Wednesday, March 21, 2007

Film Lesson: Schindler's List



Schindler’s List, directed by Steven Spielberg in 1993, portrays a harsh, remorseless account of the Holocaust.

The scene that was the most powerful for me was when the Nazis were taking away the children. They did it so simply. They led them out with what seemed to be a children’s nursery rhyme, while they all sang along and marched with the soldiers. While all the adults where elsewhere in the camp, the Nazis then loaded the children into several trucks, and closed the trunk once full. And that was it. There was no killing. No bloodshed, and little hassle in the operation (except for the few who ran away). The Nazis were about to begin to move the trucks, when the adults were moved into the dirt field a couple of meters away from the entrance. And there in front of them, were the children. The kids didn’t seem to have a care; they looked as if nothing was wrong, even though everything was horribly wrong. The trucks roared, and the kids were off, waving goodbye. A riot broke out in the group of adults, and they all went running for their children. But the children didn’t have a clue. They continued to wave goodbye while their parents were running and making a desperate attempt to save them. But all was lost. The trucks had already been driven past the gate. Without a care, the children were lulled into thinking they were ok. Their future was lost to the Nazis. This was a very powerful scene, because it comes to show how cruel the Germans were. They took away all the children like taking candy from a baby. They took away the future of the Jews. And what did the children do? Nothing. They were fooled so precisely, and got them into thinking it were just some normal trip. But only history knows what happened after: they were killed. Led away from their parents, and killed. A plain and lucid plan that resulted in the death of all those children is hard to imagine, and depressing when you realize that it was performed with perfect precision.

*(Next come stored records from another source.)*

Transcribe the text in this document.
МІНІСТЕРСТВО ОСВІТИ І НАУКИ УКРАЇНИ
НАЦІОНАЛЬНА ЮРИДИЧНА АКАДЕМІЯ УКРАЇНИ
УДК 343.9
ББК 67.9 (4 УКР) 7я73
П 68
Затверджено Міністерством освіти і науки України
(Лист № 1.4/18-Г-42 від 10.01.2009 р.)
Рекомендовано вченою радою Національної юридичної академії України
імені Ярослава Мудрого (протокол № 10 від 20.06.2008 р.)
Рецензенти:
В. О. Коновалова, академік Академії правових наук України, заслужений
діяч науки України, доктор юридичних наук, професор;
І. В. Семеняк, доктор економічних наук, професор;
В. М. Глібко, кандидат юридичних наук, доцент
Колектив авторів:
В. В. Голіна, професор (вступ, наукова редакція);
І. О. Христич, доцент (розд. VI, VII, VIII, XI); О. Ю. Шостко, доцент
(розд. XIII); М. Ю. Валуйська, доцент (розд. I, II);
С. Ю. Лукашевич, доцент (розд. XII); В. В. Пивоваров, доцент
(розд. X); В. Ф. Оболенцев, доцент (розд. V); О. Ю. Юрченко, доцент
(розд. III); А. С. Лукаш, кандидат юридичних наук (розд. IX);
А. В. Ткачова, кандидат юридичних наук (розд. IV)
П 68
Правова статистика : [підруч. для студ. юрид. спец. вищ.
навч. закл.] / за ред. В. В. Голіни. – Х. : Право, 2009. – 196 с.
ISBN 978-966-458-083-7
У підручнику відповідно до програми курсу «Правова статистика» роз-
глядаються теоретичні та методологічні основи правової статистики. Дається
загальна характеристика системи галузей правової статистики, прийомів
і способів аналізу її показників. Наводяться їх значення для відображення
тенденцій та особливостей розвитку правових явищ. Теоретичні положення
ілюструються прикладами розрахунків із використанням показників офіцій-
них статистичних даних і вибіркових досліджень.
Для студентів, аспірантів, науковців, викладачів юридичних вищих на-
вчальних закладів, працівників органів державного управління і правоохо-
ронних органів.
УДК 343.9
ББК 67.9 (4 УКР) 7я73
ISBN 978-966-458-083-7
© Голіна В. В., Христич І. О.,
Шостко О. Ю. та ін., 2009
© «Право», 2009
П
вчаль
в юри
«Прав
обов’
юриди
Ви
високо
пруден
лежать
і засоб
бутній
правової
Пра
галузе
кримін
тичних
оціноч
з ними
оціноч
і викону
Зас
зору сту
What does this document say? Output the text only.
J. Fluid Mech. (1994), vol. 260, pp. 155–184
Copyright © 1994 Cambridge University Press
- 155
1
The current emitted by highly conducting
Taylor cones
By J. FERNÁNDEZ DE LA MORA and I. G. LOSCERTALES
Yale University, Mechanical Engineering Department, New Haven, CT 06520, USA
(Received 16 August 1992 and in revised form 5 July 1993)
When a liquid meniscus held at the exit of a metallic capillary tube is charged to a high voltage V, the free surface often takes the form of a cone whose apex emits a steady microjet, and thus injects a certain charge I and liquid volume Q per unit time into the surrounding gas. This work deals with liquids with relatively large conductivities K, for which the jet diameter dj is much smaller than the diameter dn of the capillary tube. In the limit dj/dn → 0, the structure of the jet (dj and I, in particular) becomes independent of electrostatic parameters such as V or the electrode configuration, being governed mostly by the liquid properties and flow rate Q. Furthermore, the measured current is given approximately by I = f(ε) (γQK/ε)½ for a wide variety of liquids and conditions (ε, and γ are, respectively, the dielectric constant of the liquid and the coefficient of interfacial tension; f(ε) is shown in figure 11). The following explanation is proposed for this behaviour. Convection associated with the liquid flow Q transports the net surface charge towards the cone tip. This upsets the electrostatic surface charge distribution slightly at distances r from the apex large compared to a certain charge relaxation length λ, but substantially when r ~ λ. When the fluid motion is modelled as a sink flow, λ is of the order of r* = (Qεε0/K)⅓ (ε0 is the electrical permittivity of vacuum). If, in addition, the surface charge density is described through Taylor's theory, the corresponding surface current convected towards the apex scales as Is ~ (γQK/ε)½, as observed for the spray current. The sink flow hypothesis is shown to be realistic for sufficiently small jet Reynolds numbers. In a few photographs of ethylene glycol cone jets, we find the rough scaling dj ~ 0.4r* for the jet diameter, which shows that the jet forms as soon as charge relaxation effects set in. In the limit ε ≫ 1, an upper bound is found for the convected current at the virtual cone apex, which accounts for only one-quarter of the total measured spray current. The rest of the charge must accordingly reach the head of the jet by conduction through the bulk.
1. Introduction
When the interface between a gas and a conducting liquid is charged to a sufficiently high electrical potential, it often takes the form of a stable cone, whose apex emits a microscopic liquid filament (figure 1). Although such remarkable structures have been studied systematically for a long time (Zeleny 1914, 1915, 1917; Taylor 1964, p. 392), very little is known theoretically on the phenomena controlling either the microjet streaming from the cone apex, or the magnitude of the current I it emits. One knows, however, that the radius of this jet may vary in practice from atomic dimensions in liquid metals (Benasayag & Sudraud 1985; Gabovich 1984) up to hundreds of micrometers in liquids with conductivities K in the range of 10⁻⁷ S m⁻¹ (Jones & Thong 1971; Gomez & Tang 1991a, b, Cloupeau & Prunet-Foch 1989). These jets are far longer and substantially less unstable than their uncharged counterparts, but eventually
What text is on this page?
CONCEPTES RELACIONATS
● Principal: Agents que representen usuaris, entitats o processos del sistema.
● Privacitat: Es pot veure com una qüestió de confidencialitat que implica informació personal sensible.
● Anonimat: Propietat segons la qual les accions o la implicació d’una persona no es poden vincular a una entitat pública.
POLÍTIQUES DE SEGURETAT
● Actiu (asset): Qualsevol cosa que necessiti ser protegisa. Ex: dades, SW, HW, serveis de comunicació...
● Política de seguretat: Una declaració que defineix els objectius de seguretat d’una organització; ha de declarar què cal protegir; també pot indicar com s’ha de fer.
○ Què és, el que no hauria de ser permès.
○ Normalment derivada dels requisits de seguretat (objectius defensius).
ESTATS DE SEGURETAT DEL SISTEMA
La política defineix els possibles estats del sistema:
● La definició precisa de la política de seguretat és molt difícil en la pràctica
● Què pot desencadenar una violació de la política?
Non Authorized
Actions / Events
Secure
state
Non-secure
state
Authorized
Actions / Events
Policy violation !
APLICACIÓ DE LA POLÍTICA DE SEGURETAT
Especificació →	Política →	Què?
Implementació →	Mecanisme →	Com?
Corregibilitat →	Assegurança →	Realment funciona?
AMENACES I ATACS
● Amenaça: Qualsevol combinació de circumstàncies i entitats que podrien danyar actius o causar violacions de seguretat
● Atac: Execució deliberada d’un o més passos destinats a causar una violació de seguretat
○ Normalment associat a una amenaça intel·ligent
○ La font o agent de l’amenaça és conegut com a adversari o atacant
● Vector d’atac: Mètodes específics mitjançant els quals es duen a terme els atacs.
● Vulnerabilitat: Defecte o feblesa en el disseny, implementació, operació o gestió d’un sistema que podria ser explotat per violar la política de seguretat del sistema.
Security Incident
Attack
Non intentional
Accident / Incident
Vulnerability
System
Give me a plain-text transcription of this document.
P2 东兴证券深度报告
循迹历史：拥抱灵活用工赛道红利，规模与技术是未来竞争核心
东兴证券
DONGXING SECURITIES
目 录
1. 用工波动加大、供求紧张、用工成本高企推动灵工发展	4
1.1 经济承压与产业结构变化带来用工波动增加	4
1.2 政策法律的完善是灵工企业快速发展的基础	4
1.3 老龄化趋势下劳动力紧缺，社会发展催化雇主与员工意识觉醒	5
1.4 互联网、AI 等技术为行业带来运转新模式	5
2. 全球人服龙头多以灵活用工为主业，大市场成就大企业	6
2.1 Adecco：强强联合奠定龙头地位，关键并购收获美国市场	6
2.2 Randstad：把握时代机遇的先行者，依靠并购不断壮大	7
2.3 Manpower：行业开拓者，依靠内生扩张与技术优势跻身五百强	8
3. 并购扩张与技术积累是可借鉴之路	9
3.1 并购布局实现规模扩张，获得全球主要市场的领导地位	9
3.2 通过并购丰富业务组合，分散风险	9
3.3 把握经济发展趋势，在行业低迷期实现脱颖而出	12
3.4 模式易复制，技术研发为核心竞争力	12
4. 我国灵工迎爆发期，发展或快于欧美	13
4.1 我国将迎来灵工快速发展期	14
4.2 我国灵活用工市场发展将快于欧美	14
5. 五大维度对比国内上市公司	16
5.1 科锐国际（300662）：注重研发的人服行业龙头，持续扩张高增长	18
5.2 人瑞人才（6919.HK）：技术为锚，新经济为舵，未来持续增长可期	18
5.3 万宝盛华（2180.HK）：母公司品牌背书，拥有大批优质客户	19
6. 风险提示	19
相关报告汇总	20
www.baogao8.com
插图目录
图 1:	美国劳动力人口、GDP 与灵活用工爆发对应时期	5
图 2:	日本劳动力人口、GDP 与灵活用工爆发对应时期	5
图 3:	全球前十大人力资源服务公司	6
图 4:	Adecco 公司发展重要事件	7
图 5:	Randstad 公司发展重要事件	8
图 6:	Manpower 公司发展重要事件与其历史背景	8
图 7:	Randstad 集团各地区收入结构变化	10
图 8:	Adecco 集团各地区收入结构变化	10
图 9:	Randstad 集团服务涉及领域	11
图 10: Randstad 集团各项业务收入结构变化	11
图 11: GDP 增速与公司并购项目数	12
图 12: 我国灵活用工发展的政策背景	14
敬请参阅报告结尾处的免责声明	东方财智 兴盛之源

Another part of the movie that was very emotional was the scenes with the girl in red. In the midst of the liquidation of the ghetto comes a small blonde girl dressed in red, in contrast to the black and white world that surrounds her. Innocent and naïve, she walked the streets of the ghetto while Germans were gunning the Jews down left and right. In all this turmoil, she walks alone. She comes to an apartment, slips inside, and hides herself under a bed, fearing the ferocious soldiers outside. Time passes, and the scene soon comes to Schindler looking at the Germans cremating all of the bodies of the ghetto, to destroy the evidence that a mass murdering had happened. Nameless bodies are all moved in wheelbarrows to a burning pile of Jews, with black soot covering their ragged bodies. Then another cart comes. In it are nameless corpses, and a little girl with a red dress, dead. Her clothes were dirty, dusted, much like the corpses next to her, and her hair was in a messy clump. Indifferently, she is placed on the ramp to be incinerated. I found this to be the most emotional scene of all because it was like she was a representative of the burden held by all of the Jews. She was a little girl, with aspirations to grow up and become something great, just like everyone else. She was an individual with a family, friends, and a place to call home. She had done nothing wrong, and yet, she and the people she knew were being ruthlessly killed before her eyes. Her life ended abruptly, symbolizing how the Jews had everything taken away from them, when they still had so much more to give.

Some of the images that will always stay with me were the brutal deaths of the Jews. For example, when a Jewish engineer tried to advise the German of an error in the construction of a facility, they shot her down through her head. Her head pummeled to the earth with such a force that she bounced back up and landed on her side. Another killing that was memorable (in a bad way) was when a young man tried to run from the formation of Jews. One German soldier attempted at firing at him, but they all missed. Two other soldiers chased after him, and caught him when he was about twenty-five feet away. They dragged him by the arms back to the line of Jews, and another soldier shot him square in the chest when he was only about fifteen feet away. An odd sort of dust mixed with blood spurted out of him, and he fell limp in the two Germans’ arms.